Any health care system needs good management to grow its nursing capacity—an issue Kenya is beginning to address with the help of the School of Nursing. Kenya's Ministry of Health lacked accurate data on the number of nurses in the country. Every time a nurse went for training, a new form was filled out and stored in a file according to the type of training.

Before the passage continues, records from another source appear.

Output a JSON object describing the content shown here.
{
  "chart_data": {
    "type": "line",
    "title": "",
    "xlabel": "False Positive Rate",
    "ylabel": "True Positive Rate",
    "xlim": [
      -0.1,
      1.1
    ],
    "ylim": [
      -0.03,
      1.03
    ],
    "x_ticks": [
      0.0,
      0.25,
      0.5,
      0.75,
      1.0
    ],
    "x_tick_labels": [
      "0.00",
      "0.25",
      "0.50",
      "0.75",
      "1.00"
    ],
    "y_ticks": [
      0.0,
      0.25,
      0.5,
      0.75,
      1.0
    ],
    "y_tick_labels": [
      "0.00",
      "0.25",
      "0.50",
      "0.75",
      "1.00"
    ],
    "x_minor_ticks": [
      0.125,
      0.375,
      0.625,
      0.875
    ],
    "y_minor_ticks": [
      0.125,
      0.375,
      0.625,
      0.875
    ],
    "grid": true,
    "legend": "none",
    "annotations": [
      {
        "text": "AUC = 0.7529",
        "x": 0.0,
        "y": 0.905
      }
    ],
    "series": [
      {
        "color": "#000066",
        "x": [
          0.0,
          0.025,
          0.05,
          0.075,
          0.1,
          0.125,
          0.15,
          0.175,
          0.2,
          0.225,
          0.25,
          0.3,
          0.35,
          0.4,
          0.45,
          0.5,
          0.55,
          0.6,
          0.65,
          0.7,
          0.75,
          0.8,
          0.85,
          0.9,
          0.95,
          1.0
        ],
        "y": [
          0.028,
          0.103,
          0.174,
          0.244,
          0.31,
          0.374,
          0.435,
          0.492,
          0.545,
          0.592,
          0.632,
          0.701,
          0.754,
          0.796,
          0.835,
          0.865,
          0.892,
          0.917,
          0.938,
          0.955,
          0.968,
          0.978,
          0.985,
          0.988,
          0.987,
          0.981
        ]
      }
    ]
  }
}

A nurse's name could appear in numerous files, making it nearly impossible to track an individual nurse's training. The Centers for Disease Control and Prevention, with the help of School of Nursing faculty, helped Kenyan nurses design an electronic database that would assist the country's health care leaders in workforce management and policy. While the database is in only one province thus far, project leaders hope soon to put workstations in Kenya's seven other provinces. This is a welcome sign in a country where some studies say that 5,000 nurses are unemployed, and 40% of the nursing positions are vacant because of the difficult task of becoming registered after training is completed.